В голове так много мыслей, я не знаю, как правильно их структурировать и излить на бумагу, и я боюсь, что родители могут увидеть все, что я делаю. Мать и отец презирают ведение дневника. Видимо, я дал им очередную причину меня ненавидеть.

Подростковый возраст… думаю, сильный период, не правда ли? В пятнадцать я впервые голодал. Недели две или три, пока не потерял сознание и меня не заставили силой есть. В шестнадцать это повторилось, я голодал так же три недели, но при этом приноровился считать калории. Потерял сознание прямо в школе, вызвали скорую… Давление было в порядке, что-то не так с уровнем глюкозы – вместо того чтобы опуститься, он подскочил до восьми, из-за чего я, как мне объяснили, и потерял сознание.

Голод.

Мерзкое состояние, а идола анорексии прозвали коротко – Аной. От голода создается ощущение, как чьи-то ледяные тонкие пальцы проникают под кожу, пересчитывают ребра и сдавливают в силках желудок.

Невыносимо.

Истерики родителей усилились. „Если потолстеешь и не будешь влезать в одежду, мы не купим тебе новую, так что держи себя в форме“.

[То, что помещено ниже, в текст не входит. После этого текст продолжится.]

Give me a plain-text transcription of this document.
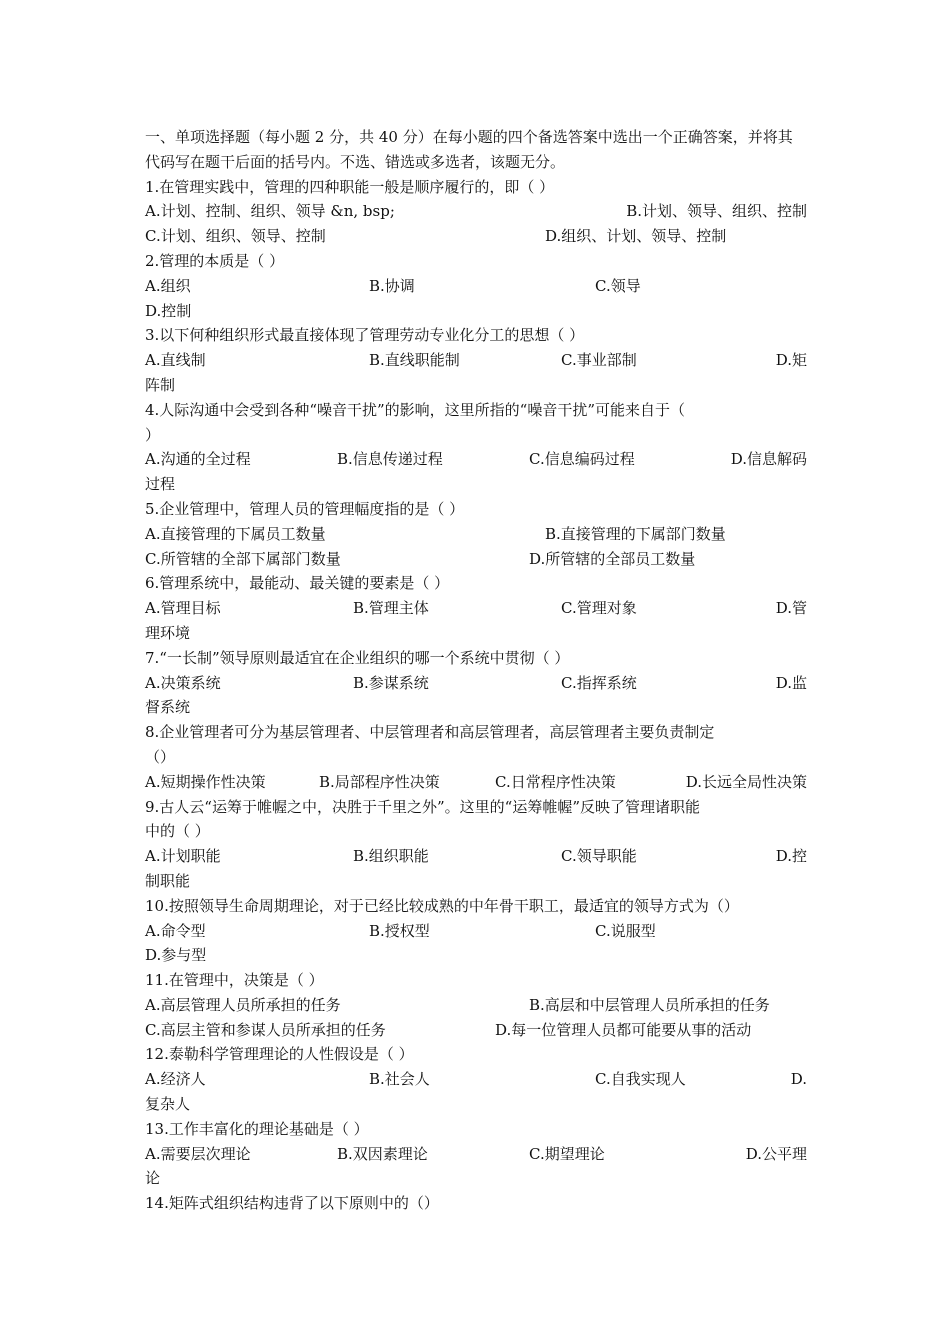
一、单项选择题（每小题 2 分，共 40 分）在每小题的四个备选答案中选出一个正确答案，并将其代码写在题干后面的括号内。不选、错选或多选者，该题无分。
1.在管理实践中，管理的四种职能一般是顺序履行的，即（ ）
A.计划、控制、组织、领导 &n, bsp;	B.计划、领导、组织、控制
C.计划、组织、领导、控制	D.组织、计划、领导、控制
2.管理的本质是（ ）
A.组织	B.协调	C.领导
D.控制
3.以下何种组织形式最直接体现了管理劳动专业化分工的思想（ ）
A.直线制	B.直线职能制	C.事业部制	D.矩
阵制
4.人际沟通中会受到各种“噪音干扰”的影响，这里所指的“噪音干扰”可能来自于（
）
A.沟通的全过程	B.信息传递过程	C.信息编码过程	D.信息解码
过程
5.企业管理中，管理人员的管理幅度指的是（ ）
A.直接管理的下属员工数量	B.直接管理的下属部门数量
C.所管辖的全部下属部门数量	D.所管辖的全部员工数量
6.管理系统中，最能动、最关键的要素是（ ）
A.管理目标	B.管理主体	C.管理对象	D.管
理环境
7.“一长制”领导原则最适宜在企业组织的哪一个系统中贯彻（ ）
A.决策系统	B.参谋系统	C.指挥系统	D.监
督系统
8.企业管理者可分为基层管理者、中层管理者和高层管理者，高层管理者主要负责制定
（）
A.短期操作性决策	B.局部程序性决策	C.日常程序性决策	D.长远全局性决策
9.古人云“运筹于帷幄之中，决胜于千里之外”。这里的“运筹帷幄”反映了管理诸职能
中的（ ）
A.计划职能	B.组织职能	C.领导职能	D.控
制职能
10.按照领导生命周期理论，对于已经比较成熟的中年骨干职工，最适宜的领导方式为（）
A.命令型	B.授权型	C.说服型
D.参与型
11.在管理中，决策是（ ）
A.高层管理人员所承担的任务	B.高层和中层管理人员所承担的任务
C.高层主管和参谋人员所承担的任务	D.每一位管理人员都可能要从事的活动
12.泰勒科学管理理论的人性假设是（ ）
A.经济人	B.社会人	C.自我实现人	D.
复杂人
13.工作丰富化的理论基础是（ ）
A.需要层次理论	B.双因素理论	C.期望理论	D.公平理
论
14.矩阵式组织结构违背了以下原则中的（）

От нервов я периодически начал перепрыгивать с анорексии на булимию. Сносил половину холодильника, сгорал от вины и вызывал рвоту. Так сильно, пока кровь из носа не показывалась от перепада давления.

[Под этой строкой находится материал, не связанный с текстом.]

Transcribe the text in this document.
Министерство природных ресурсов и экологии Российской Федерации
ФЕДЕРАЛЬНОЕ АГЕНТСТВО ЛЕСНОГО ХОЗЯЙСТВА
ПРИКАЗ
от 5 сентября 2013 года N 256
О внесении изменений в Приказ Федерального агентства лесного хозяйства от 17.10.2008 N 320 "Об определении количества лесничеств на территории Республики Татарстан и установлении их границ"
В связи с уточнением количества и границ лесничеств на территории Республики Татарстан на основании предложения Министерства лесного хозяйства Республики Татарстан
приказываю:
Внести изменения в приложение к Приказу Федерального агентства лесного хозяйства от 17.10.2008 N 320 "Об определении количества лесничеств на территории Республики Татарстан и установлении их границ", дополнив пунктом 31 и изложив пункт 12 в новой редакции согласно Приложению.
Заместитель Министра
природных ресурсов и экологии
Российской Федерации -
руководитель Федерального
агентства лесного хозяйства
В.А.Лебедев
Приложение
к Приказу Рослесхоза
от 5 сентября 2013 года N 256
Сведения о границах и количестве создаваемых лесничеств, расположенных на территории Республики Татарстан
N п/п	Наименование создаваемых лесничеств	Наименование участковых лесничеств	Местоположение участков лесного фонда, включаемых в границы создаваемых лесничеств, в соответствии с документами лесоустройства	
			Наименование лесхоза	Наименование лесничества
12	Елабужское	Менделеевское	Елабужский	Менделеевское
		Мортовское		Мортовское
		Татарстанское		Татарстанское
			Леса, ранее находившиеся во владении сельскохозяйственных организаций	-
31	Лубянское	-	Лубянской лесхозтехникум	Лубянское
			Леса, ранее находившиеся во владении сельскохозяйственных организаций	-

А затем посыпались слова, полные ненависти. „Лучше бы я сделала аборт“. „Мой сын в шаге от того, чтобы трахаться в зад, я не планировал родить негетеросексуального ребенка. Выбрось эту чушь из своей головы“.

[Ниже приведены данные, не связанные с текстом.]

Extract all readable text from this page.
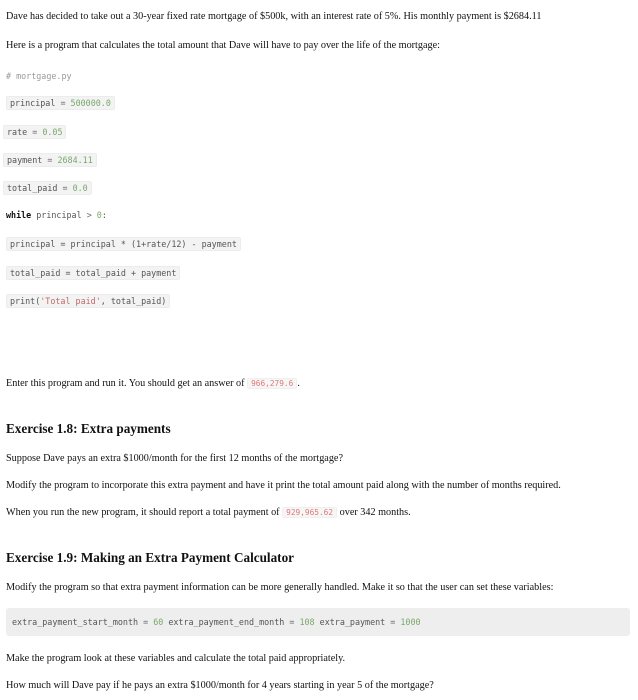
Dave has decided to take out a 30-year fixed rate mortgage of $500k, with an interest rate of 5%. His monthly payment is $2684.11
Here is a program that calculates the total amount that Dave will have to pay over the life of the mortgage:
# mortgage.py
principal = 500000.0
rate = 0.05
payment = 2684.11
total_paid = 0.0
while principal > 0:
principal = principal * (1+rate/12) - payment
total_paid = total_paid + payment
print('Total paid', total_paid)
Enter this program and run it. You should get an answer of 966,279.6 .
Exercise 1.8: Extra payments
Suppose Dave pays an extra $1000/month for the first 12 months of the mortgage?
Modify the program to incorporate this extra payment and have it print the total amount paid along with the number of months required.
When you run the new program, it should report a total payment of 929,965.62 over 342 months.
Exercise 1.9: Making an Extra Payment Calculator
Modify the program so that extra payment information can be more generally handled. Make it so that the user can set these variables:
extra_payment_start_month = 60 extra_payment_end_month = 108 extra_payment = 1000
Make the program look at these variables and calculate the total paid appropriately.
How much will Dave pay if he pays an extra $1000/month for 4 years starting in year 5 of the mortgage?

„Я родила тебя не по своей воле. Если бы не ты, я бы давно сбежала из Австралии в Штаты, а теперь приходится слышать постоянные разговоры моего муженька о переезде в Южную Корею. Ты думаешь, я горю желанием вернуться на родину?“

Как я понимаю, родители сами не в ладу друг с другом, живут вместе ради какой-то галочки, выгоды, привычки быть вместе. Постоянные крики друг на друга, на меня. На мне особая любовь отыгрываться – избить, а в детстве так еще и выгнать на улицу в одних трусах в качестве наказания.

Самая большая проблема – я не понимал, что живу в нездоровой среде.

В шестнадцать лет я впервые почувствовал себя… пустым. Никем. От постоянных слов, что лучше бы меня не было. От слов, что я всю жизнь буду толстым, страшным и никчемным.

Я не хотел жить. Настолько сильно, что бросился под машину.

Почему я до сих пор жив и пишу весь этот поток сознания в недавно купленную тетрадь?

Я вовремя отскочил. Добежал до тротуара, замер со слезами на глазах и задумался, какого черта я сотворил.

Подавленное состояние усиливалось с каждым днем. Я не видел смысла жить дальше, впитывал каждое негативное слово в себя как губка.

Родители отправили меня учиться в медицинский университет сразу же, как мы переехали в Сеул. Душераздирающая картина – я, не желающий жить, учусь на врача, который спасает людей.

Думал, может, стать психиатром? Разберусь заодно, что не так с моей головой. В ней словно появился странный таймер, из-за которого я начинаю дико хотеть умереть.

Бывают всплески возбудимости, и я сейчас пишу не о сексе. Возбудимость в плане… вскочить с постели, схватиться за голову, достать краски и начать рисовать на листах А3, что остались со школьных времен. Я даже толком не умею рисовать.

А потом пришли они. Эпизоды. Несколько месяцев назад, до сих пор помню это время. Я не мог подняться с постели, не мог двигаться. Иногда вставал в туалет. Ночью бился в адской агонии, моля Бога о смерти.

Конец первого курса, экзамены, пересдача одного из них, потому что мне было совершенно не до подготовки. С моей головой что-то происходило и происходит. И я не знаю, как это остановить.

Недавно мне удаляли бородавку. Я заявился в кабинет хирурга во время своей голодовки и из-за низкого уровня глюкозы потерял сознание прямо в кресле. Мне было очень стыдно за это.

Через неделю мама купила билеты на остров Чеджу, где мы до сих пор проводим время в одном из отелей. Но мне кажется, что с каждым днем я все больше и больше схожу с ума.

Боль, которую я чувствую в груди, возникает каждый раз, как на меня накатывает приступ тревоги. Какая может быть тревога перед тем, как зайти в море, это же смешно?

Но… учитывая мое состояние, у меня может случиться паническая атака от пребывания в любом месте, где много людей. Начинается гипервентиляция, я хватаюсь за горло, выбегаю, сажусь на землю и включаю музыку в наушниках. Не разбираю, что там играет, пока приступ не проходит окончательно.

Какой же я отвратительный. Слабый и отвратительный».